Lungo viale IV Novembre alcuni ragazzi si aggirano sopra le mura storiche per avere una visuale più ampia. Per disperderli arrivano due noti personaggi sulle loro Moto Guzzi, Stanlio e Olio vestiti da carabinieri. Olio cerca d’inerpicarsi con la moto sul terrapieno delle mura, ma a metà sentiero la moto sotto il suo peso si ribalta all’indietro ruzzolando rovinosamente giù dalla discesa. I ragazzi, come gibboni imbizzarriti, si piegano dalle risate. La moto e Olio diventano bersaglio di oggetti vari. Lo sbirro in serie difficoltà, ancora accasciato, estrae la pistola e la punta intorno. I gibboni smettono di ridere e se ne vanno in fretta mentre una gazzella dei colleghi di Olio arriva a sirene spiegate. Alcuni ragazzi tornano verso lo stadio e in via Poledrelli, adiacente a piazzale Giordano Bruno, bloccano a sassate una ritmo blu targata Padova. Vi è solo una persona sopra, forse è un rodigino con l’auto targata PD, giorno sbagliato per girare a Ferrara. Il guidatore scende con un bastone ma è percosso e dalla sua auto viene sottratto lo stereo e altre cose.

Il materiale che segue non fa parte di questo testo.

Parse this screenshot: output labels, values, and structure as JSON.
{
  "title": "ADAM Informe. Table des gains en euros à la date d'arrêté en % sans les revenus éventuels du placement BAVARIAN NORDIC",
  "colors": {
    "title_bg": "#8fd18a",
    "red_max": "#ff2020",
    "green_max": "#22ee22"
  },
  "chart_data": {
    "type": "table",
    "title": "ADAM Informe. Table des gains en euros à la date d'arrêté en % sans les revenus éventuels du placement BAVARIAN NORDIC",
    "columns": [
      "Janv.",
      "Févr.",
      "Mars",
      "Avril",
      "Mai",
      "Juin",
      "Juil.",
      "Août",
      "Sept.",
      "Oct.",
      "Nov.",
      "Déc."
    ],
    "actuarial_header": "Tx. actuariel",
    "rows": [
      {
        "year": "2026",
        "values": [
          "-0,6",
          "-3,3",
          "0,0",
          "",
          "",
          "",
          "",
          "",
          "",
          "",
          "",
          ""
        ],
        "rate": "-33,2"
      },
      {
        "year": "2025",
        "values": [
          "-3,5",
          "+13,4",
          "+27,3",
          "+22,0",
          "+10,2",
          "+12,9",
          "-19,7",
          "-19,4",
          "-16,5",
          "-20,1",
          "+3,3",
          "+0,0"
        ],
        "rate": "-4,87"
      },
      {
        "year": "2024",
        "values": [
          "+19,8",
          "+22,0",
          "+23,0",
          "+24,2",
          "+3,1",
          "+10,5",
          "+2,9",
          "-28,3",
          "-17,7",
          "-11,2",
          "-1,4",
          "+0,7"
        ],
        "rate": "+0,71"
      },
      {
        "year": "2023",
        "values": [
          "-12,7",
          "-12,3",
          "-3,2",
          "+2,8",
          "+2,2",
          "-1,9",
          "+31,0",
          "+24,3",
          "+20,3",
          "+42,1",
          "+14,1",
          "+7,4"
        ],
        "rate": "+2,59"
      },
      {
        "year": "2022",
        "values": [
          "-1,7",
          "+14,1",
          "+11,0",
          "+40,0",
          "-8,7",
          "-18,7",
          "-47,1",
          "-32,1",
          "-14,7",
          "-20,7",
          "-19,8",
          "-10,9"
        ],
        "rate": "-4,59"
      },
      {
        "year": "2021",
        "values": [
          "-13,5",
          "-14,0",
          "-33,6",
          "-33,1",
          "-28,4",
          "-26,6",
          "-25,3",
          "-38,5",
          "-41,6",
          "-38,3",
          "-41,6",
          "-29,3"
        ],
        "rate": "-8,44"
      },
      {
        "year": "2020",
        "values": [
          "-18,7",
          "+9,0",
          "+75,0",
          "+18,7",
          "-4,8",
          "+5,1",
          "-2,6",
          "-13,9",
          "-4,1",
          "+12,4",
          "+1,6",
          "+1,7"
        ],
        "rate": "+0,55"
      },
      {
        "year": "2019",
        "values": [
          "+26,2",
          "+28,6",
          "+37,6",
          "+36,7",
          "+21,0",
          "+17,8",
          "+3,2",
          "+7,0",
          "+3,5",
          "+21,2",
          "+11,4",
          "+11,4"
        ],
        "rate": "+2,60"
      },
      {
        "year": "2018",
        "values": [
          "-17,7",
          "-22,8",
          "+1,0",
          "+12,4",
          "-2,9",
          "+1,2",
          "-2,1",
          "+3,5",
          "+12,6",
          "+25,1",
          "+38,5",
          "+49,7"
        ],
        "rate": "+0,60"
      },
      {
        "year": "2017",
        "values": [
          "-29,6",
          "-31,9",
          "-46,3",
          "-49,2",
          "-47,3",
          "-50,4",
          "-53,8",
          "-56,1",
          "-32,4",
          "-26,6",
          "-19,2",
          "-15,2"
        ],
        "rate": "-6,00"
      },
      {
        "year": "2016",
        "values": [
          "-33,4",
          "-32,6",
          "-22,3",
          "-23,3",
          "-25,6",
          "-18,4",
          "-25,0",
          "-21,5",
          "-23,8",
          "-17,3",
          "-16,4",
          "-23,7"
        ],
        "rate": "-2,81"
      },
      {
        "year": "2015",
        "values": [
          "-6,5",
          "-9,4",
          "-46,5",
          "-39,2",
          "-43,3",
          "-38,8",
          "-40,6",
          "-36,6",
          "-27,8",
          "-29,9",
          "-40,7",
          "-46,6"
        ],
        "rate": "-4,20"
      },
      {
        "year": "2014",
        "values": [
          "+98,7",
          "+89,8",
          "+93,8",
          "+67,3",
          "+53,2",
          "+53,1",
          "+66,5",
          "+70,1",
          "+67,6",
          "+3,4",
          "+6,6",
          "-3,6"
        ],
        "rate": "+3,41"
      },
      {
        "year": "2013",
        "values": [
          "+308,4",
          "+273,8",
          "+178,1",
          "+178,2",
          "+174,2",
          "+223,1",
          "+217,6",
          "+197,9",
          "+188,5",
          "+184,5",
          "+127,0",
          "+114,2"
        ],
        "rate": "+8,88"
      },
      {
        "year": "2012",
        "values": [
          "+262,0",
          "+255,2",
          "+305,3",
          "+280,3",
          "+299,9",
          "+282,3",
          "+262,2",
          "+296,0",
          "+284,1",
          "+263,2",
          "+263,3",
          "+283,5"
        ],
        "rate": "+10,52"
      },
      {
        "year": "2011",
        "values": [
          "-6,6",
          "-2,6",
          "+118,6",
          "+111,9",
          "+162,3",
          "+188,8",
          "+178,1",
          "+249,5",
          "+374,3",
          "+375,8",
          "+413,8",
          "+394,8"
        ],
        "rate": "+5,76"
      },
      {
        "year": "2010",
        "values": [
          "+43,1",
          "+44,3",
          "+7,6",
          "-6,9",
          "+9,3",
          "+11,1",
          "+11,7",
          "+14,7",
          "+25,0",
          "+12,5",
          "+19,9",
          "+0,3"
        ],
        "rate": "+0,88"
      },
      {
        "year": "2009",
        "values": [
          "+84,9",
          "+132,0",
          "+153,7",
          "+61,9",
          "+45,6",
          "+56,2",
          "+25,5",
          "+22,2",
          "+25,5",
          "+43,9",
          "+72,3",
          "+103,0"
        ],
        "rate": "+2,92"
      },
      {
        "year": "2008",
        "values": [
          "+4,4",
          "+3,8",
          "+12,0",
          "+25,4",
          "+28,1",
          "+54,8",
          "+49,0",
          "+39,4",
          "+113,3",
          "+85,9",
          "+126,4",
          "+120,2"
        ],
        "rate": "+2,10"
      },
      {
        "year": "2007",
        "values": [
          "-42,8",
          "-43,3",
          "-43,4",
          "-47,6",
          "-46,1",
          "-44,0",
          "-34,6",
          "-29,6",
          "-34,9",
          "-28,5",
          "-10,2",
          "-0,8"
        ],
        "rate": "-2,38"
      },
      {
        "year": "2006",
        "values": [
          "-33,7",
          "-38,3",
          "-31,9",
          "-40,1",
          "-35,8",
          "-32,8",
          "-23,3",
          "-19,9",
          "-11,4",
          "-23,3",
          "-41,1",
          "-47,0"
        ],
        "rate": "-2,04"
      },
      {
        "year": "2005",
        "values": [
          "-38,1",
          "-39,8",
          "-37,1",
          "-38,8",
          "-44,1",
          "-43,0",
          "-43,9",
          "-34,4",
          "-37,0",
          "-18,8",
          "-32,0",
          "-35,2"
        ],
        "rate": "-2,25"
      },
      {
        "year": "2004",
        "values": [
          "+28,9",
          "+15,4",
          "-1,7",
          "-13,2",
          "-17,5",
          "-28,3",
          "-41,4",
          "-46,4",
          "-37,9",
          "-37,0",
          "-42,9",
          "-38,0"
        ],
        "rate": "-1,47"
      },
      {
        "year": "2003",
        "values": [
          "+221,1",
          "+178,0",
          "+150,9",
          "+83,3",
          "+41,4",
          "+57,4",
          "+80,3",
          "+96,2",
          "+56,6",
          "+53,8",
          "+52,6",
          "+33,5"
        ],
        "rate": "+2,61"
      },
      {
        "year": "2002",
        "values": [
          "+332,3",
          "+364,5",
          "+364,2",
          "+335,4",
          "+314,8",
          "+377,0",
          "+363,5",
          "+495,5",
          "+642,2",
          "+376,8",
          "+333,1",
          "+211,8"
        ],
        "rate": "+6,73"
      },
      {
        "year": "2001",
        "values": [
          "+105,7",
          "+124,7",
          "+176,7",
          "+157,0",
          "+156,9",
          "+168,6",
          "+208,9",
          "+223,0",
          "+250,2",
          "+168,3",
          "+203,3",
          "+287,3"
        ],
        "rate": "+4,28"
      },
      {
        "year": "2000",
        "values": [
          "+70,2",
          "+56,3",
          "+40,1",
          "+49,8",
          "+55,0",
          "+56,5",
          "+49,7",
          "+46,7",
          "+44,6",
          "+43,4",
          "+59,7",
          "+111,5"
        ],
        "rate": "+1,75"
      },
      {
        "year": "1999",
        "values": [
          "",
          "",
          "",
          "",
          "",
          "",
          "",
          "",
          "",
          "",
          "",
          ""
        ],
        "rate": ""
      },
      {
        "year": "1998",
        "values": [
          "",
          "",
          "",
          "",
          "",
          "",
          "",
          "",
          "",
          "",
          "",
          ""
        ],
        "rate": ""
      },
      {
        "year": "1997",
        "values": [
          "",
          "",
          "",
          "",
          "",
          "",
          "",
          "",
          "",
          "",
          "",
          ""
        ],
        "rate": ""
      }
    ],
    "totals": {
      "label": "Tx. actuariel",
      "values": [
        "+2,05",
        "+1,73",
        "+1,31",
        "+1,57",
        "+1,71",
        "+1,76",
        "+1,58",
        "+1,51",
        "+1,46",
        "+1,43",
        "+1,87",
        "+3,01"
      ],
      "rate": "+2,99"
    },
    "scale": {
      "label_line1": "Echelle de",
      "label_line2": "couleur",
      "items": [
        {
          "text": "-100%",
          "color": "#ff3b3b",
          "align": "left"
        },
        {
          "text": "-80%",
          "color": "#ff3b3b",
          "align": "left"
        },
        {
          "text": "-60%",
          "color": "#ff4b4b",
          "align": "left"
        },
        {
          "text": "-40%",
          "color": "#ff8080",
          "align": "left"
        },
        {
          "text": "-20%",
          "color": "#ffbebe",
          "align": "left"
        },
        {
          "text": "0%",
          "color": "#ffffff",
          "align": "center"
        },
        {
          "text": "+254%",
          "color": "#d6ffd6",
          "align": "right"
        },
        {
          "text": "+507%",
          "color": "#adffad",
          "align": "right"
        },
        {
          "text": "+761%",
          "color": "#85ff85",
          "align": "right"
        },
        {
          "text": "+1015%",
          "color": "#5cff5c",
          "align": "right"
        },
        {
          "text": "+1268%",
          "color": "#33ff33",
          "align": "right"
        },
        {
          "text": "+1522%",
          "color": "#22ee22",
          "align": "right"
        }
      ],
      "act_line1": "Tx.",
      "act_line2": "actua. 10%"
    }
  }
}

Senza tregua. Nei giardini del Grattacielo, appena fuori la stazione, alcuni padovani sono intercettati da elementi del Gruppo d’Azione e vengono aggrediti in corsa e depredati delle sciarpe biancorosse e di qualche stendardo. Corso Piave, auto di tifosi ospiti bloccata e conducente trascinato giù per i capelli. Tifosi veneti aggrediti e auto distrutta. L’elicottero sorvola e controlla. Iniziano a sentirsi le prime ambulanze che arrivano veloci da viale Cavour. Camionette di sbirri percorrono incessanti le strade che richiamano la Grande Guerra. Corso Piave, viale IV Novembre, corso Isonzo, via Fiume, Nazario Sauro e vie limitrofe. Reparti antisommossa respingono altre incursioni di ultrà di Ferrara lungo tutto il perimetro della stazione. Buona parte del Gruppo d’Azione si dirige verso via Oroboni e poi giù per una traversa, via Bianchi, fino ai binari della linea ferroviaria che collega Emilia-Romagna e Veneto. Una zona della città un po’ abbandonata, vecchie case popolari e semi diroccate, qualche piccola discarica abusiva e un canale, il Gramicia, putrescente con odori nauseanti e pantegane da pesi massimi. La zona è già fuori dal pattugliamento degli sbirri e anche l’elicottero sembra non accorgersi di questo movimento di una ventina di persone. Giunti ai binari, i ragazzi fanno scorta di sassi e nascosti fra i cespugli attendono il treno dei padovani. Invano. Il mezzo pubblico non si vede. I ragazzi sapranno dai giornali del giorno dopo che i tifosi veneti avevano tirato il freno d’emergenza appena il treno era partito e quindi all’altezza di via Bianchi ci transitò molto dopo. In quel frangente di attesa, l’elicottero o i pochi residenti della zona si accorgono di quell’insolita e inquietante presenza lungo i binari, decine di ragazzi con pietre e bastoni che si aggirano presso la massicciata della ferrovia. Sentendo l’arrivo delle volanti a sirene spiegate, i ragazzi si disperdono lungo i campi incolti e sbucano quindi sulla trafficata viale Po, dove i guidatori della domenica li guardano allibiti. Il tramonto come sfondo e queste giovani sagome che attraversano il viale con le sciarpe sul viso e i bastoni in mano. Mentre ritornano verso la stazione e lo stadio, le sirene delle ambulanze si mischiano a quelle dei mezzi della polizia e dei carabinieri, scontri con feriti sono ancora in corso.